Nathalie Wagler was born a few months after the Columbine High School massacre in Colorado in 1999. Clara Bentler was born the next year.
“We’ve lived through school shootings our whole life,” Clara said.
Like tens of thousands of high school students across the country, Nathalie and Clara saw the latest high school massacre, on Feb. 14 at Marjory Stoneman Douglas High School in Parkland, Florida, as a tipping point. And they want to add their voices to the growing chorus demanding that something be done about gun violence in schools.
Nathalie, a senior at Billings West High, and Clara, a junior at Billings Senior High, are part of a group of about 25 students organizing a march in downtown Billings on Saturday, March 24, and a school walkout on Wednesday, March 14 — a 17-minute walkout in honor of the 17 victims in Florida.
Clara said students from the two schools (they’re working to include Skyview High, too) first got together during a snow day on Feb. 20 to talk about how they could respond to the Florida shooting.
The Billings walkouts are part of planned walkouts nationwide on March 14, and the Billings March for Our Lives is also part of a national movement. Clara and Nathalie also acknowledge receiving some help and advice from organizers of the recent Women’s March and members of the local chapter of Moms Demand Action for Gun Sense in America.
But they are adamant in stating that this was their idea and that they and other students are doing the work to put the two events together.
“This has been really independent,” Clara said. “It’s been mainly students doing everything.”
They also insist that they are not advocating banning guns, or for that matter supporting any specific solutions to gun violence in schools. That’s why they have invited Montana’s congressional delegation — Sens. Jon Tester and Steve Daines and Rep. Greg Gianforte — to speak at a rally after the march on March 24.

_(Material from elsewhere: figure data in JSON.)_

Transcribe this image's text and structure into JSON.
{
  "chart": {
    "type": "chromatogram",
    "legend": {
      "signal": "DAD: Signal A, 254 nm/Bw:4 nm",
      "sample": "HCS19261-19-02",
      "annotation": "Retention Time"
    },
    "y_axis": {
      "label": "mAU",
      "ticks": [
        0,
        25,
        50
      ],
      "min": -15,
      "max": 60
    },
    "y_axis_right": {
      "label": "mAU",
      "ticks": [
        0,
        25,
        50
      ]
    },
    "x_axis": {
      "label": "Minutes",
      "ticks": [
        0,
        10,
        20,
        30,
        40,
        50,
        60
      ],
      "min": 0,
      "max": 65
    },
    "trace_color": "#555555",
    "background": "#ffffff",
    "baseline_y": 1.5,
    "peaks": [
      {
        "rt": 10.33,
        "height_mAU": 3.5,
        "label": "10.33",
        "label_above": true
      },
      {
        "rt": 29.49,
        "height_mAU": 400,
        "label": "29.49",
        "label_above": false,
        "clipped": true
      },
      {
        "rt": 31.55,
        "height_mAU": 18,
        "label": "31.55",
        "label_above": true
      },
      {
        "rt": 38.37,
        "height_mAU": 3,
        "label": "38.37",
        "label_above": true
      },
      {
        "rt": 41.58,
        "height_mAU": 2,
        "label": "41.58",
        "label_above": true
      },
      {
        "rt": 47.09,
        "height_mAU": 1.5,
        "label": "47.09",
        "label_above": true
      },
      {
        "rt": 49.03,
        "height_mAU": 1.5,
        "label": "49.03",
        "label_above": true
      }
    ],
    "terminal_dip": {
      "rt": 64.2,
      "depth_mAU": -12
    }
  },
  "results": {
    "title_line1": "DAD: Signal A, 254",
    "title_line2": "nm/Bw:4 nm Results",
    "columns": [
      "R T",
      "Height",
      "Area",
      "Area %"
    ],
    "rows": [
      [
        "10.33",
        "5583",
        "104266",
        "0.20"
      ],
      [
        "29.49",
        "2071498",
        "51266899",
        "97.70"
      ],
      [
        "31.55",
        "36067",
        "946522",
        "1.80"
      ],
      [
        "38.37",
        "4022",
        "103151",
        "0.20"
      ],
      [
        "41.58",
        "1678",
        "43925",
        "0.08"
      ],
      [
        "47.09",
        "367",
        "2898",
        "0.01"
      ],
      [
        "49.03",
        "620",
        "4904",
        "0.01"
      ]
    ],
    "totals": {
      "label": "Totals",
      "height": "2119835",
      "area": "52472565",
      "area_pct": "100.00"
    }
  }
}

“We do think school safety is not a political issue,” Clara said.
Both girls have learned about the consequences of taking a public stand on a sensitive issue. After they appeared on newscasts on KTVQ and KULR, they said, both stations’ Facebook pages lit up with hundreds of comments, many of them full of harsh, sometimes quite personal criticism.Neither of them seemed all that bothered by the comments, though, probably because they have grown up not only with school shootings but with ubiquitous social media, and they have learned what people will say when their fingers do the talking.
Nathalie said that when she first heard of the Florida shootings, via news notifications on her phone, she accepted it with the kind of sighing resignation that has become a part of her life. But the next day, someone pulled a fire alarm at West High, as the shooter did in Florida before opening fire, and when her classroom on the second floor emptied out to leave the building, the doors to the stairwell were locked.
All at once, she said, she was seized with a terrible fear, and she realized what it must have been like in Florida, or rather, how much worse it must have been. A few days after that, she remembers hearing West High’s school resource officer — an armed police officer assigned to the school — advising students to think, as they walk the halls of West High every day, about where they would go for safety in an emergency.
“I don’t think that’s something we should have to think about as we walk from class to class,” Nathalie said. “I think that’s horrible.”
How do you not agree with that sentiment? How do we accept that as the new normal? How did we allow our failure to provide our children with a safe learning environment to become something we just shrug our shoulders over?
I have watched, as I did after earlier school shootings, the mocking videos of Second Amendment advocates, who castigate supporters of gun regulations for their ignorance regarding “assault weapon” terminology, who ask how anyone can control the millions of such weapons already in circulation, who scoff at efforts to deal with deranged killers with mere laws.
There is some foundation for all their arguments, but is the only alternative really to transform our schools into armored fortresses and our teachers into gunslinging security guards? That makes the War on Drugs sound like a winning, cost-effective program by comparison.
And here’s the thing about those pro-Second Amendment arguments: they do raise some good points, some subjects worth debating and investigating. But when our Congress prevents the Centers for Disease Control from even doing research into gun violence, what hope is there of ever arriving at a reasonable solution?
In Billings and around the country, high school students have been vilified for pushing for change on what has seemed for years to be an immovable issue. But if enough of those students are as smart and strong as Nathalie and Clara, I think we’re headed in the right direction.